Eleven participants provided blood samples at each of the three timepoints, enabling us to perform a longitudinal analysis of blood serum biomarkers. Specifically, repeated measures ANOVAs were used to determine if the levels of several biomarkers in serum changed across the football season. Results revealed no significant differences for S100β (F(2, 16)=1.087, p=0.361), serum amyloid A (SAA) (F(2, 16)=1.433, p=0.268) and neurofilament light chain (NF-L) (F(2,16)=1.262, p=0.310) (Fig. 7). However, serum glial fibrillary acidic protein (GFAP) was significantly decreased in both the mid-season and the post-season compared to the off-season (p=0.00813 and p=0.0437, respectively; F(2,16)=6.597, p=0.0081) (Fig. 7c).

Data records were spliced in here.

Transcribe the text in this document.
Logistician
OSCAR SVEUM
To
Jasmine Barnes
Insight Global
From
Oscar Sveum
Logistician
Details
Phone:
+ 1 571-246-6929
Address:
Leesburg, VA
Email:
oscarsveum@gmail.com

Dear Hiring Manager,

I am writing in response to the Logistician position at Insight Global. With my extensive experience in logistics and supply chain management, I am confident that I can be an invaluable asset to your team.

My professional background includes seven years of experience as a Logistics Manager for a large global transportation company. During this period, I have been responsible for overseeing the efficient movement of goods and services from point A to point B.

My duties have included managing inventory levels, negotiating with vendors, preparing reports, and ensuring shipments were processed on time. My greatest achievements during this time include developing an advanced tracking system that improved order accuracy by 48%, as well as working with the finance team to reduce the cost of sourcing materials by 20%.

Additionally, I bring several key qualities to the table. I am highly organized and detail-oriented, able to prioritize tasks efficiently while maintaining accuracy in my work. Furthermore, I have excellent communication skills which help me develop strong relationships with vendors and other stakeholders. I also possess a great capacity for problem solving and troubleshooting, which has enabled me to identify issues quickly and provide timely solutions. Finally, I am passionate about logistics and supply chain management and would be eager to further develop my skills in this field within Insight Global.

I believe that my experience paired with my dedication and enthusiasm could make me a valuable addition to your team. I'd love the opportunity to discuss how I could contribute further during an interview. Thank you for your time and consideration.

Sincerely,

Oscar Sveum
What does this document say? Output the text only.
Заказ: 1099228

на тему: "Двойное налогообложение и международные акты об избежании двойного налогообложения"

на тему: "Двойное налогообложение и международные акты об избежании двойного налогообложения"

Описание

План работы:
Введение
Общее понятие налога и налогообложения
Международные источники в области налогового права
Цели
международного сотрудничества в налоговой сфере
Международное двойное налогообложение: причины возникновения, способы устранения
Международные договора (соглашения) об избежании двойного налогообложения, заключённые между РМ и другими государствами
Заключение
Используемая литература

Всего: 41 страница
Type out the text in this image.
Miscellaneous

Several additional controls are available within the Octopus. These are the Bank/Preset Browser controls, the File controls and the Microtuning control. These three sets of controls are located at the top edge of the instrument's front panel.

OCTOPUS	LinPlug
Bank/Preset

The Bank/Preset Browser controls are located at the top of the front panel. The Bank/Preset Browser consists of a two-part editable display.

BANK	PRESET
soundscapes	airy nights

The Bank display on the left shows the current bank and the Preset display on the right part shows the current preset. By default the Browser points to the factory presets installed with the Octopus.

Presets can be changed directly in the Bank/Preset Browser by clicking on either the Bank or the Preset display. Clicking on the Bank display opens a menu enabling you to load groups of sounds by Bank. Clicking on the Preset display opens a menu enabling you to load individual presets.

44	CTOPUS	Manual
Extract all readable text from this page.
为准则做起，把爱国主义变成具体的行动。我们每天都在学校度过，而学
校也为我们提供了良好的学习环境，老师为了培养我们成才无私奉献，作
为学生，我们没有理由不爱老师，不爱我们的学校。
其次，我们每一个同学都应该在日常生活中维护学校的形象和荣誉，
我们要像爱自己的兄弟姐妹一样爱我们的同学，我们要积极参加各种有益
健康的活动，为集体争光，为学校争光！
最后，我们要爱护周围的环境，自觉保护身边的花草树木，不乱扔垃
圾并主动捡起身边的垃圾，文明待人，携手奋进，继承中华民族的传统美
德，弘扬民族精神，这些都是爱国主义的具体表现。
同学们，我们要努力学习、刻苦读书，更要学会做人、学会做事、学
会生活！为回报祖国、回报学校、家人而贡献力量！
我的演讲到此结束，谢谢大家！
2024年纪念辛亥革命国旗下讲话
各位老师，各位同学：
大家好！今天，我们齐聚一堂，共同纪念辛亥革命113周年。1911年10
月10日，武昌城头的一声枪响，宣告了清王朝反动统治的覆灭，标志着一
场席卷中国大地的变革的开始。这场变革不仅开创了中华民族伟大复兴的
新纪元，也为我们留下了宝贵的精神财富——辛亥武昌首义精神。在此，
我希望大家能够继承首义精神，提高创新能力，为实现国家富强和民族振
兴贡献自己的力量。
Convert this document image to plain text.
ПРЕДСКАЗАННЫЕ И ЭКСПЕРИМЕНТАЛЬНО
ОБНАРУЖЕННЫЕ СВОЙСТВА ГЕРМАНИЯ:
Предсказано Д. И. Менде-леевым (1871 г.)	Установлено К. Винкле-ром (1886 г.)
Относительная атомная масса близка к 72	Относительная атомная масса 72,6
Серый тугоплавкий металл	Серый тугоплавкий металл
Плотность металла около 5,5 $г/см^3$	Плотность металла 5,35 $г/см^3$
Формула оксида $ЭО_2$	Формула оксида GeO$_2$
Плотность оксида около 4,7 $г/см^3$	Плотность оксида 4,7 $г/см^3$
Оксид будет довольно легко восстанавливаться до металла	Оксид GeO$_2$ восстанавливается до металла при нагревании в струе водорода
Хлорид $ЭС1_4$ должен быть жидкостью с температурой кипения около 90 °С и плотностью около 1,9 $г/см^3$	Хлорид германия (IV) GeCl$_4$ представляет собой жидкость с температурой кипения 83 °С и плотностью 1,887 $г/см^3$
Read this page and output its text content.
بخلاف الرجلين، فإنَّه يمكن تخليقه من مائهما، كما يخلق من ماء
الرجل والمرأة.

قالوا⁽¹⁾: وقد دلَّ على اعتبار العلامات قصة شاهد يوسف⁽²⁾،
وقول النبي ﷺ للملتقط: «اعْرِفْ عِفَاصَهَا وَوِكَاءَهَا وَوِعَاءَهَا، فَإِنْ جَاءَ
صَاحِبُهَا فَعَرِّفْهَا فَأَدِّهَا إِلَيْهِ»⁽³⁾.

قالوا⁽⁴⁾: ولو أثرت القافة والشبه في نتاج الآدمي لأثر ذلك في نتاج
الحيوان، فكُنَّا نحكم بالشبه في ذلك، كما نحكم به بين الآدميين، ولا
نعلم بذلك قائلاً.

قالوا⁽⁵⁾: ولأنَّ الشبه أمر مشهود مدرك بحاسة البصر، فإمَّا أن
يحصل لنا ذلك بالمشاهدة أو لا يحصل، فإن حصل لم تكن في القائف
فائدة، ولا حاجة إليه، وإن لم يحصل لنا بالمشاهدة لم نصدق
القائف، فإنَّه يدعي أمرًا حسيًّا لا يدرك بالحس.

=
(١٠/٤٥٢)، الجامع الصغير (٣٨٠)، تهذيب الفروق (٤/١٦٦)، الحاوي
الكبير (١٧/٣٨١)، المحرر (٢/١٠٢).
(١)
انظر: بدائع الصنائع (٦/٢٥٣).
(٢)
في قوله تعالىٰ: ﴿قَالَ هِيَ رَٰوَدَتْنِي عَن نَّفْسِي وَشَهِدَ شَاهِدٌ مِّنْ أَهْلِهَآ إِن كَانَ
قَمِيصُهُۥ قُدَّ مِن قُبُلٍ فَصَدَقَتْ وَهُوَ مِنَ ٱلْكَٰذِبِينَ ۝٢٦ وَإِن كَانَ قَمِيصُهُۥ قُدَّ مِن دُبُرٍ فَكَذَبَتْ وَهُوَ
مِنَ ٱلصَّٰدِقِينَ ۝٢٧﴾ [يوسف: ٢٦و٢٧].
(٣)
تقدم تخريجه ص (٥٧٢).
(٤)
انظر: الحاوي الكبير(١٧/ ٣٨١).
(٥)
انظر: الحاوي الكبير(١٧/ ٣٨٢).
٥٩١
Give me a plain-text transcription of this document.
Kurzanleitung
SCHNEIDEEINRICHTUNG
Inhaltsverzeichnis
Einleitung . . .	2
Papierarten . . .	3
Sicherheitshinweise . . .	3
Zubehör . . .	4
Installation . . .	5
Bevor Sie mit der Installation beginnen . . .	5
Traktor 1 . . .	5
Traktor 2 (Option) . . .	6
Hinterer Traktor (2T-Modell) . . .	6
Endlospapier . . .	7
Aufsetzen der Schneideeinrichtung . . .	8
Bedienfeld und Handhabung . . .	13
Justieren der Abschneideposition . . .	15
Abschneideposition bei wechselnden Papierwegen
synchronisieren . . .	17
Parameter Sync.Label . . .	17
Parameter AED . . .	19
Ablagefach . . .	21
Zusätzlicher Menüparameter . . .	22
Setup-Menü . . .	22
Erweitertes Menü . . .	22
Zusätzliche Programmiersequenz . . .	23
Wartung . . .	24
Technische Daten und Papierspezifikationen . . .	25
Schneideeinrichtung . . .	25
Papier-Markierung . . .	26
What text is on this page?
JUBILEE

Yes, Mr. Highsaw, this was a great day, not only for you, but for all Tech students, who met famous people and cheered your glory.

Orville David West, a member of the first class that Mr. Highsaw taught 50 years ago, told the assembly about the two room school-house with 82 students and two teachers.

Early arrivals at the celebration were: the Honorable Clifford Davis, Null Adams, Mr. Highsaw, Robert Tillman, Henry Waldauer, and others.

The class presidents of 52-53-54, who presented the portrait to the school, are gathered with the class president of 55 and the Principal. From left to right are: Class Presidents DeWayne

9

We also compared the biomarker levels in serum in the four samples collected in-season after a concussion to the samples from the rest of the athletes. There was no statistical difference between the groups tested for S100β, SAA, GFAP, and NF-L (p=0.312, p=0.496, p=0.431, and p=0.616, respectively) (Fig. 7e-h). However, we did detect a significant correlation between the concentration of the serum biomarkers S100β and SAA in the longitudinal samples of non-concussed athletes with the abundance of the bacterium species Eubacterium rectale (Fig. 7i).